Why Bother with a Wish List?
Imagine going grocery shopping without a list. You’re more likely to wander the aisles, grab whatever catches your eye, and end up with a cart full of expensive snacks instead of the essentials. An investment wish list serves the same purpose: it enforces discipline and preparedness. By maintaining a list of pre-vetted companies, you:
- Stay Rational: It prevents emotional, spur-of-the-moment decisions. When a market panic hits, you won't be scrambling to figure out what to do. You’ll have a ready-made shopping list of bargains.
- Are Always Prepared: Opportunity doesn't send a text message before it arrives. A market crash or a company-specific setback can happen overnight. With a wish list, you've already done 90% of the work and can act swiftly and confidently.
- Focus on Quality: The process forces you to think like a business owner, not a stock gambler. You're not just looking for a ticker symbol that's going up; you're looking to partner with outstanding businesses within your circle of competence.
Building Your Own Investment Wish List
Creating a wish list isn't about jotting down a few trendy company names. It's a methodical process of research and valuation.
Step 1: Hunting for Great Companies
Start by looking for exceptional businesses. What makes a business 'great' for a value investor?
- A Strong Business Moat: This is a sustainable competitive advantage that protects the company from rivals, allowing it to earn high returns on capital for years. Think of powerful brands, network effects, or unique patents.
- Competent and Honest Management: Are the leaders of the company good capital allocators? Do they act in the best interest of shareholders?
- Consistent and Predictable Earnings: You want a business you can understand and whose future is reasonably foreseeable. A lemonade stand is easier to predict than a biotech startup on the verge of a breakthrough.

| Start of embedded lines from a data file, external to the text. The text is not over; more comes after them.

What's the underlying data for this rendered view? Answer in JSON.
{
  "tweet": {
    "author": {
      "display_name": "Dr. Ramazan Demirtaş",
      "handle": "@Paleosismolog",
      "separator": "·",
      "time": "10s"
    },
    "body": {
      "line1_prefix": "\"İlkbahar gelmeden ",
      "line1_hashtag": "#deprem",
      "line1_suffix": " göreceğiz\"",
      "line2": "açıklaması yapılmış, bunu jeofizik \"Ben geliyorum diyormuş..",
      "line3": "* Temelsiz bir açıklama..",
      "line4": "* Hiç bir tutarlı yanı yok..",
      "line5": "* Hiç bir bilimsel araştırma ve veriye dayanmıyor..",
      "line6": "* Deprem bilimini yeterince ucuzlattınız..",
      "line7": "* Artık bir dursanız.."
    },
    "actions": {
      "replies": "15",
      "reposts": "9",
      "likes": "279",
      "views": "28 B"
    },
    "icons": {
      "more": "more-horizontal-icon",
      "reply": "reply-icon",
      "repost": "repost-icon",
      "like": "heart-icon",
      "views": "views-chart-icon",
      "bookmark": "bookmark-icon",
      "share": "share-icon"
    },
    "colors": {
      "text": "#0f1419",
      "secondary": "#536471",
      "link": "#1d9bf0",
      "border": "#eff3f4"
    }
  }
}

Step 2: Doing Your Homework
Once you've identified a potential candidate, it's time for some fundamental analysis. This means digging into the company's financial health and performance. You don't need to be a Wall Street quant, but you should get comfortable reading financial statements and understanding key metrics. Ask yourself:
- Is the company consistently profitable? Look at its return on equity (ROE).
- Does it have too much debt? Check the debt-to-equity ratio.
- Is the stock expensive relative to its earnings? The price-to-earnings ratio (P/E ratio) can be a useful, albeit imperfect, starting point.
The goal of this homework is to arrive at a conservative estimate of the company's intrinsic value—what it's really worth as an ongoing business.
Step 3: Setting Your 'Buy' Price
This is where the magic happens. Your 'buy' price is not the intrinsic value. Your buy price is the intrinsic value minus a margin of safety. This discount is your protection against errors in judgment, bad luck, or unforeseen problems. If you calculate a business is worth €100 per share, you might decide to only buy it at €60 or €70. This gap is what gives you a buffer and creates the potential for outsized returns.
Step 4: The Waiting Game
Now, you wait. You monitor your list, keeping up with the companies' quarterly reports to ensure the business fundamentals haven't deteriorated. Most of the time, these great companies will trade at fair or expensive prices. But occasionally, Mr. Market will get overly pessimistic about a company, an industry, or the entire economy, and offer you one of your wish list companies at your target price. That's your signal to buy.
A Common Pitfall
A wish list is a tool, not a sacred text. A significant danger is falling in love with a company on your list and ignoring new evidence that its business is permanently impaired. The world changes, moats can shrink, and great management teams can make terrible mistakes. Your wish list should be a living document. Review it periodically. If the reasons you liked a company in the first place are no longer valid, don't be afraid to remove it. The goal is to buy a great business at a great price, not to prove your original thesis was right.